- Hoisting means accessing the variables and functions before their declaration.
- The var declarations and named functions are hoisted in JavaScript. We can access the variables even before their declaration, but the variable value is undefined.
- whereas named functions also access even before their declaration. You can invoke the function; it will always work, but print the function, and it will print the actual function code
console.log(name) //undefined
display() /hello
var name ="shivaji";
function display(){
console.log("hello");
}
Example _2:
console.log(name) //undefined
display() //undefined
var name ="shivaji";
var display = function(){
console.log(" hello ");
}
Note: The anonymous function and arrow function are treated as variables, which is why it will print undefined.
- Arrows and functions are treated as variables.
- let and const declarations are hoisted, but they are hoisted very differently from var. These are in the temporal dean zone.

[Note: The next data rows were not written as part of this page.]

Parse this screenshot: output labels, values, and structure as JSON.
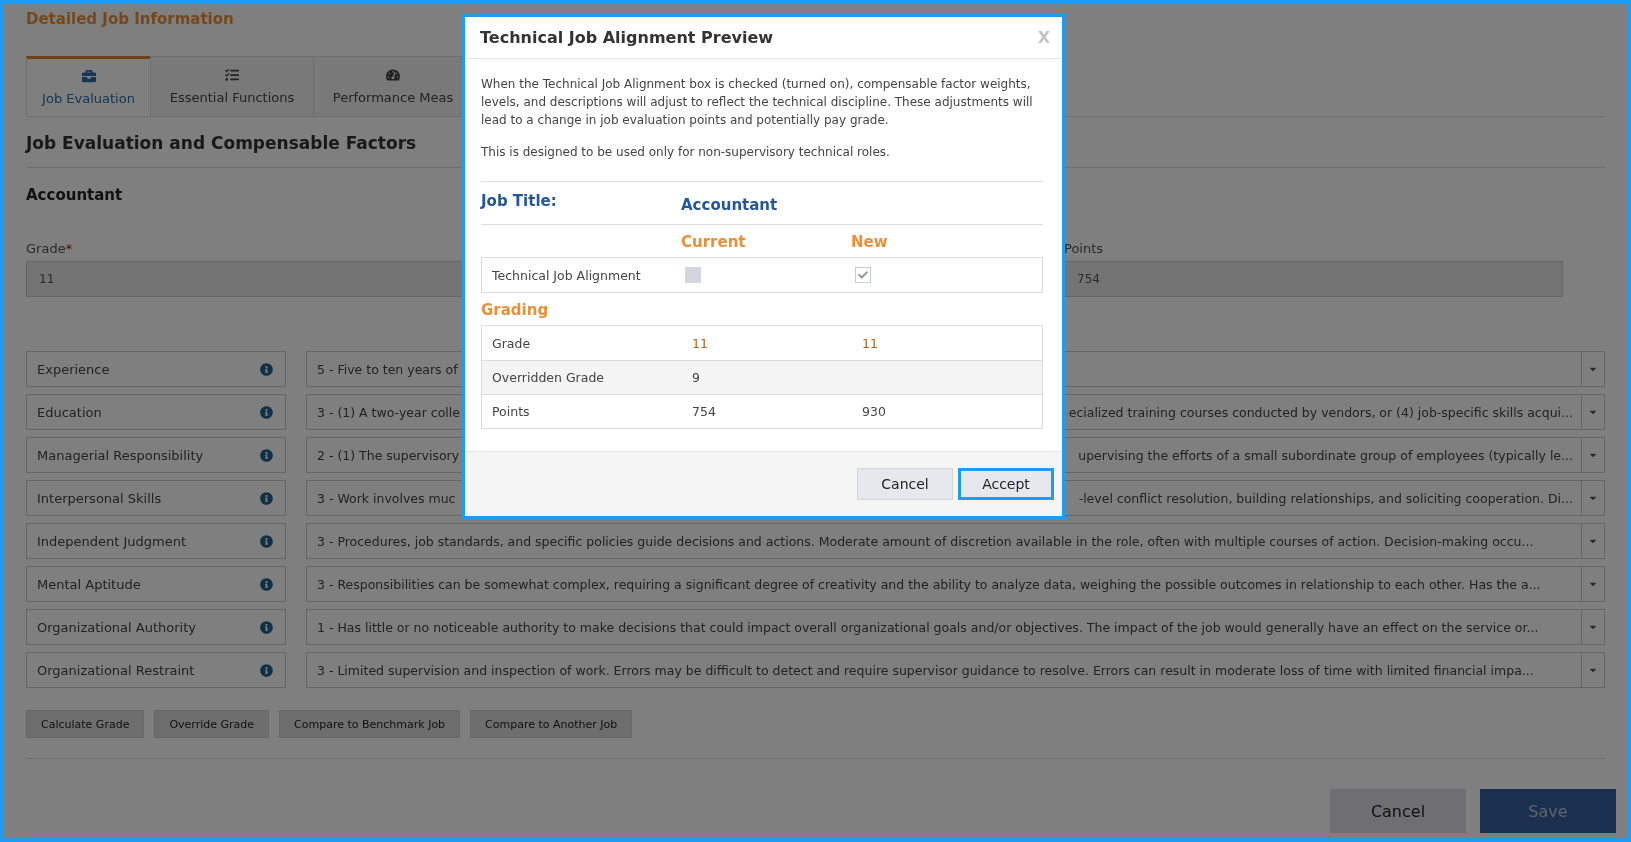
{
  "window": {
    "title": "Detailed Job Information"
  },
  "tabs": [
    {
      "label": "Job Evaluation",
      "selected": true
    },
    {
      "label": "Essential Functions",
      "selected": false
    },
    {
      "label": "Performance Meas",
      "selected": false
    }
  ],
  "section_title": "Job Evaluation and Compensable Factors",
  "job_name": "Accountant",
  "grade": {
    "label": "Grade",
    "required_mark": "*",
    "value": "11"
  },
  "points": {
    "label": "Points",
    "value": "754"
  },
  "factors": [
    {
      "name": "Experience",
      "value_start": "5 - Five to ten years of"
    },
    {
      "name": "Education",
      "value_start": "3 - (1) A two-year colle",
      "value_end": "ecialized training courses conducted by vendors, or (4) job-specific skills acqui..."
    },
    {
      "name": "Managerial Responsibility",
      "value_start": "2 - (1) The supervisory",
      "value_end": "upervising the efforts of a small subordinate group of employees (typically le..."
    },
    {
      "name": "Interpersonal Skills",
      "value_start": "3 - Work involves muc",
      "value_end": "-level conflict resolution, building relationships, and soliciting cooperation. Di..."
    },
    {
      "name": "Independent Judgment",
      "value": "3 - Procedures, job standards, and specific policies guide decisions and actions. Moderate amount of discretion available in the role, often with multiple courses of action. Decision-making occu..."
    },
    {
      "name": "Mental Aptitude",
      "value": "3 - Responsibilities can be somewhat complex, requiring a significant degree of creativity and the ability to analyze data, weighing the possible outcomes in relationship to each other. Has the a..."
    },
    {
      "name": "Organizational Authority",
      "value": "1 - Has little or no noticeable authority to make decisions that could impact overall organizational goals and/or objectives. The impact of the job would generally have an effect on the service or..."
    },
    {
      "name": "Organizational Restraint",
      "value": "3 - Limited supervision and inspection of work. Errors may be difficult to detect and require supervisor guidance to resolve. Errors can result in moderate loss of time with limited financial impa..."
    }
  ],
  "actions": [
    "Calculate Grade",
    "Override Grade",
    "Compare to Benchmark Job",
    "Compare to Another Job"
  ],
  "footer_buttons": [
    {
      "label": "Cancel",
      "kind": "secondary"
    },
    {
      "label": "Save",
      "kind": "primary"
    }
  ],
  "dialog": {
    "title": "Technical Job Alignment Preview",
    "close": "X",
    "paragraphs": [
      "When the Technical Job Alignment box is checked (turned on), compensable factor weights, levels, and descriptions will adjust to reflect the technical discipline. These adjustments will lead to a change in job evaluation points and potentially pay grade.",
      "This is designed to be used only for non-supervisory technical roles."
    ],
    "job_title_label": "Job Title:",
    "job_title": "Accountant",
    "columns": [
      "Current",
      "New"
    ],
    "alignment": {
      "label": "Technical Job Alignment",
      "current_checked": false,
      "new_checked": true
    },
    "grading_title": "Grading",
    "grading_rows": [
      {
        "label": "Grade",
        "current": "11",
        "new": "11"
      },
      {
        "label": "Overridden Grade",
        "current": "9"
      },
      {
        "label": "Points",
        "current": "754",
        "new": "930"
      }
    ],
    "buttons": [
      {
        "label": "Cancel",
        "focused": false
      },
      {
        "label": "Accept",
        "focused": true
      }
    ]
  }
}
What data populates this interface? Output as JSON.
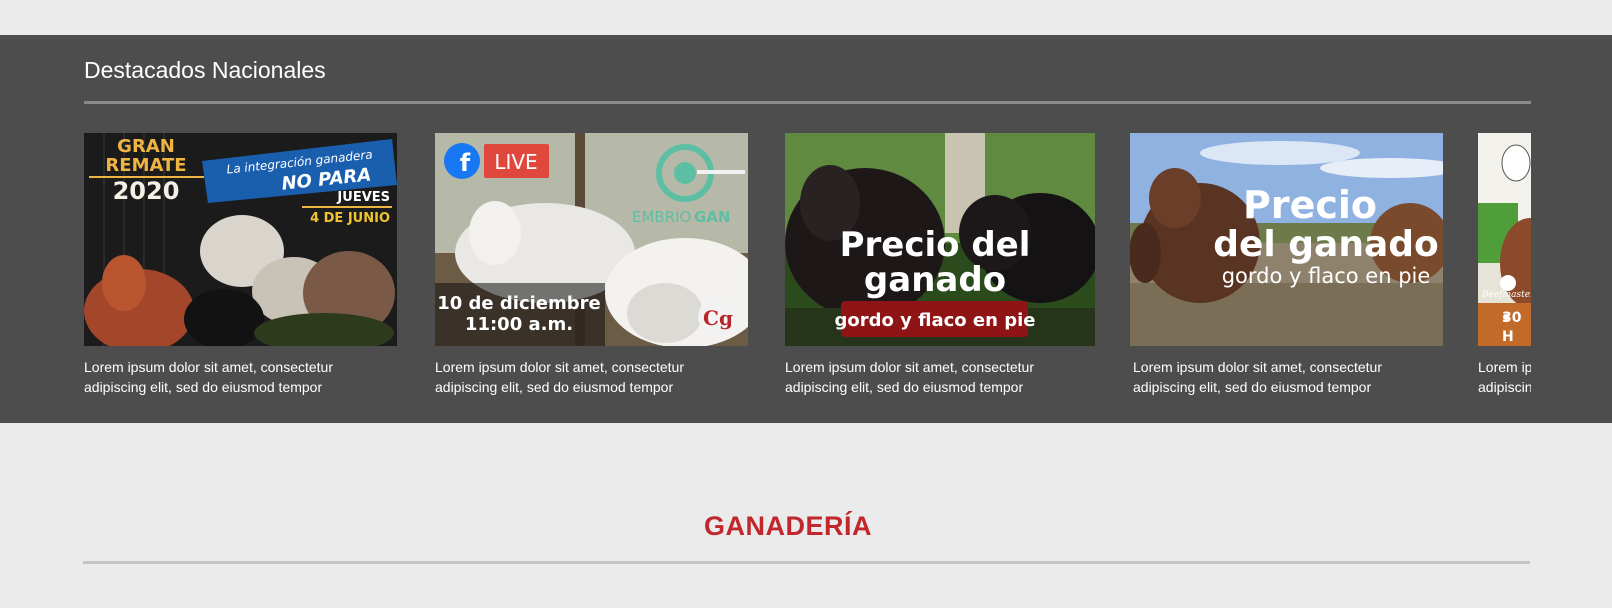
{
  "featured": {
    "title": "Destacados Nacionales",
    "cards": [
      {
        "caption": "Lorem ipsum dolor sit amet, consectetur adipiscing elit, sed do eiusmod tempor",
        "image": {
          "line1": "GRAN",
          "line2": "REMATE",
          "year": "2020",
          "banner1": "La integración ganadera",
          "banner2": "NO PARA",
          "day": "JUEVES",
          "date": "4 DE JUNIO"
        }
      },
      {
        "caption": "Lorem ipsum dolor sit amet, consectetur adipiscing elit, sed do eiusmod tempor",
        "image": {
          "live": "LIVE",
          "brand_a": "EMBRIO",
          "brand_b": "GAN",
          "date": "10 de diciembre",
          "time": "11:00 a.m.",
          "badge": "Cg"
        }
      },
      {
        "caption": "Lorem ipsum dolor sit amet, consectetur adipiscing elit, sed do eiusmod tempor",
        "image": {
          "line1": "Precio del",
          "line2": "ganado",
          "tag": "gordo y flaco en pie"
        }
      },
      {
        "caption": "Lorem ipsum dolor sit amet, consectetur adipiscing elit, sed do eiusmod tempor",
        "image": {
          "line1": "Precio",
          "line2": "del ganado",
          "line3": "gordo y flaco en pie"
        }
      },
      {
        "caption": "Lorem ipsum dolor sit amet, consectetur adipiscing elit, sed do eiusmod tempor",
        "image": {
          "brand": "Beefmaster",
          "number": "30",
          "letter": "H"
        }
      }
    ]
  },
  "section": {
    "title": "GANADERÍA"
  },
  "colors": {
    "band": "#4d4d4d",
    "page": "#ebebeb",
    "accent": "#c1272d",
    "live_red": "#e0483e",
    "facebook_blue": "#1877f2"
  }
}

- Memory is assigned for var declarations, and these variables are attached to the global object, but in case of let & const declarations, they are allocated memory but in a different location rather than global; we can not access let & const declarations before we have put some value in them.
var a=10;
let b=2000;
console.log(window.a) //10
console.log(window.b) //undefined //it will stored in seperate memory location
Rules :
Let: redeclaration is not possible in the same scope. It throws a syntax error, won't execute any line of code in our program
console.log("error") // not execute
var a=10;
let a=2000;
Var: redeclaration is possible in the same scope.